Qantas has slowly been releasing more details about the passenger experience we can expect onboard these jets. With Qantas having just resumed flights to New York (via Auckland), the airline has now revealed all the details about the four cabins on the A350-1000. Let’s recap all the details.

Basics of Qantas Airbus A350-1000 layout

Qantas’ A350-1000s will feature just 238 seats, spread across four cabins, including first class, business class, premium economy, and economy. Qantas will have the fewest seats of any A350-1000 operator in the world. This very sparse configuration serves a couple of main purposes:

  • In order for these flights to be profitable, Qantas will have to heavily focus on premium traffic, so having more premium seats makes it easier to maximize revenue
  • Having fewer seats keeps the weight of the aircraft down, enabling these flights to be operated nonstop

As far as the general layout goes:

  • First class will have a total of six seats, in a 1-1-1 configuration
  • Business class will have a total of 52 seats, in a 1-2-1 configuration
  • Premium economy will have a total of 40 seats, in a 2-4-2 configuration
  • Economy will have a total of 140 seats, in a 3-3-3 configuration
Seatmap for the Qantas Airbus A350-1000
Layout for the Qantas Airbus A350-1000

Below is a video of the cabin layout on Qantas’ Airbus A350-1000s, and then below I’ll talk more about each cabin.

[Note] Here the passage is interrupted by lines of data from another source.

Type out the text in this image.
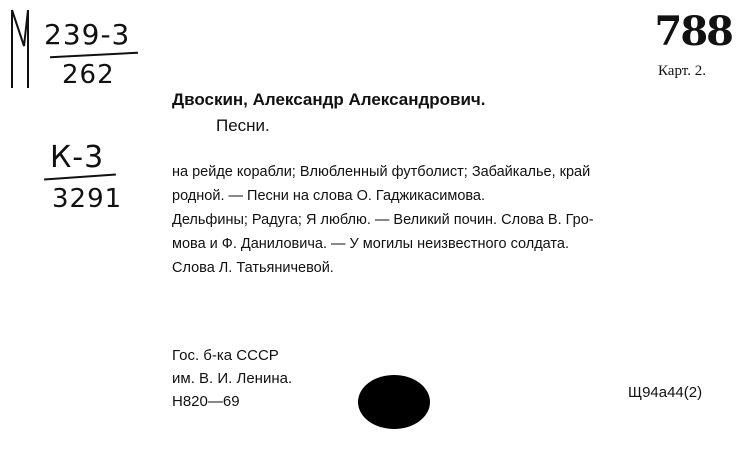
239-3
262
К-3
3291
788
Карт. 2.
Двоскин, Александр Александрович.
Песни.
на рейде корабли; Влюбленный футболист; Забайкалье, край
родной. — Песни на слова О. Гаджикасимова.
Дельфины; Радуга; Я люблю. — Великий почин. Слова В. Гро-
мова и Ф. Даниловича. — У могилы неизвестного солдата.
Слова Л. Татьяничевой.
Гос. б-ка СССР
им. В. И. Ленина.
Н820—69
Щ94а44(2)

Qantas Airbus A350 first class suite

Qantas’ Airbus A350-1000s will each feature six first class suites, and will be a completely new product compared to what’s available on the Airbus A380. Here are some basic details of the new first class suites:

  • First class suites will feature both a reclining armchair (22″ wide) and a separate bed (80″ long), similar to what you’d find in Singapore Airlines’ A380 Suites
  • First class suites will have privacy doors and walls; you can expect that the walls will be 57″ tall, so they’re not floor-to-ceiling like in Emirates’ new 777 first class, but rather they’re more shoulder-height
  • First class suites will feature plenty of storage, as you can place bags and belongings underneath the bed and ottoman, and there are also several storage compartments
  • First class suites will feature a 32″ television with bluetooth audio, a personal wardrobe, and a mirror
  • First class suites will feature tailored lighting, temperature, and humidification, for wellbeing
  • First class suites will have multiple charging options, including AC power, USB-A, USB-C, and wireless

Below is some more information about the new first class suite, as well as some renderings.

Qantas first class Airbus A350
Qantas first class Airbus A350
Qantas first class Airbus A350
Qantas first class Airbus A350

This looks like a pretty solid product, and I can’t wait to see it in the flesh. Something tells me that this might be quite similar to Japan Airlines’ new A350 first class.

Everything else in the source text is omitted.